According to "Ozora no Samurai" by Saburo Sakai (original Japanese book written in a very different style as compared with famous "Samurai"), he received flight trainings similar to the ones the other nations gave own military pilot students. There were some brief footage of Kendo (mock sword fighting) and other traditional physical activities included in the show but I can say these types of training alone never make even a pilot. One has to take flying lessons prior to excercising Samurai spirit and shooting in the air!
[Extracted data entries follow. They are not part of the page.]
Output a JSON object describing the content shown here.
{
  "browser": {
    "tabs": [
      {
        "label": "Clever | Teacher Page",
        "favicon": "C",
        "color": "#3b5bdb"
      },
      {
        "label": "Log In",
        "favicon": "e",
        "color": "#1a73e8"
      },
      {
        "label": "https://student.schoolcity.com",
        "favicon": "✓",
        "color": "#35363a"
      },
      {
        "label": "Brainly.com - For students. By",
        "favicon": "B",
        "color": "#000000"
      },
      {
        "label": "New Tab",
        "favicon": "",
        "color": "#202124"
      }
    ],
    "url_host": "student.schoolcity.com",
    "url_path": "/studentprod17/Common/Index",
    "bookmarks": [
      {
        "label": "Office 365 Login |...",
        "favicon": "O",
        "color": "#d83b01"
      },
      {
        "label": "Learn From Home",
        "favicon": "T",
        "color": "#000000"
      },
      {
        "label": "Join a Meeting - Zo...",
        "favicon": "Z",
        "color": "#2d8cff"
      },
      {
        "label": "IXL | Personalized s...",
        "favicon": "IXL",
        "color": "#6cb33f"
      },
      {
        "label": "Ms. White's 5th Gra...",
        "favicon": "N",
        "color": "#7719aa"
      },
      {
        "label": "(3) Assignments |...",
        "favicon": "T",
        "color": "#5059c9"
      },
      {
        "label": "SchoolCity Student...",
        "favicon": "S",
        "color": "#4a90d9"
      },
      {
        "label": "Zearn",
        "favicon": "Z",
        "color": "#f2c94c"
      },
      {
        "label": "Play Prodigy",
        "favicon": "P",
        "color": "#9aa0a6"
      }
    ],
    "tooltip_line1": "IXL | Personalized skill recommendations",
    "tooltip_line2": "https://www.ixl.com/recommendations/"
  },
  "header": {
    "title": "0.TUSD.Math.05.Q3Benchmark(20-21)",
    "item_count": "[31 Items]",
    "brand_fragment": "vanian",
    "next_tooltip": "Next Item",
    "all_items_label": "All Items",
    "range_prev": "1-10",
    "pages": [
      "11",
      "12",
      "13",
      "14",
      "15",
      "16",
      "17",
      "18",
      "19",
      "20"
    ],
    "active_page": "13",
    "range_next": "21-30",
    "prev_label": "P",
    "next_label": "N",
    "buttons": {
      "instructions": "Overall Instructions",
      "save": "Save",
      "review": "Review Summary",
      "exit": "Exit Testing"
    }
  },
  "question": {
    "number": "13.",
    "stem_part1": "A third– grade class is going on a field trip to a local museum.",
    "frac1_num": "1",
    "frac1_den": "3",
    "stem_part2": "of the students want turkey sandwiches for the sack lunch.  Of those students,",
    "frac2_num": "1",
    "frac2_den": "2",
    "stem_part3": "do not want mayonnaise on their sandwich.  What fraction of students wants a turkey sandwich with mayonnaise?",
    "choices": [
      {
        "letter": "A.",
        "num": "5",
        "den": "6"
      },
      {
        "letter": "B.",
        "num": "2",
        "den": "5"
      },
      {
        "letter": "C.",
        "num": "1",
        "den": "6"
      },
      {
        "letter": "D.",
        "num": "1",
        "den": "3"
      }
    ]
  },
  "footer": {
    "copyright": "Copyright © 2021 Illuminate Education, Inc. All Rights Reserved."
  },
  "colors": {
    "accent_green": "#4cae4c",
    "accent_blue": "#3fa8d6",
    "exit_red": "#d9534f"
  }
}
Sakai for example learned to fly in the course like the "Flying Enlisted" of the US Navy. Before joining it Sakai spent few years on the battleship Kirishima as a plain seaman. The enlisted students were separated into the courses for the land planes and the float plane at the very beginning and there was no carrier trainings included in the former.The students started flying almost immediately, and it took only six months to finish the basic course before starting training on the fighters, the torpedo bombers and the dive bombers.
 
... and a navy pilot who joined the Pearl Harbor operation wrote it had been his supreme honor to have the carrier landing experience.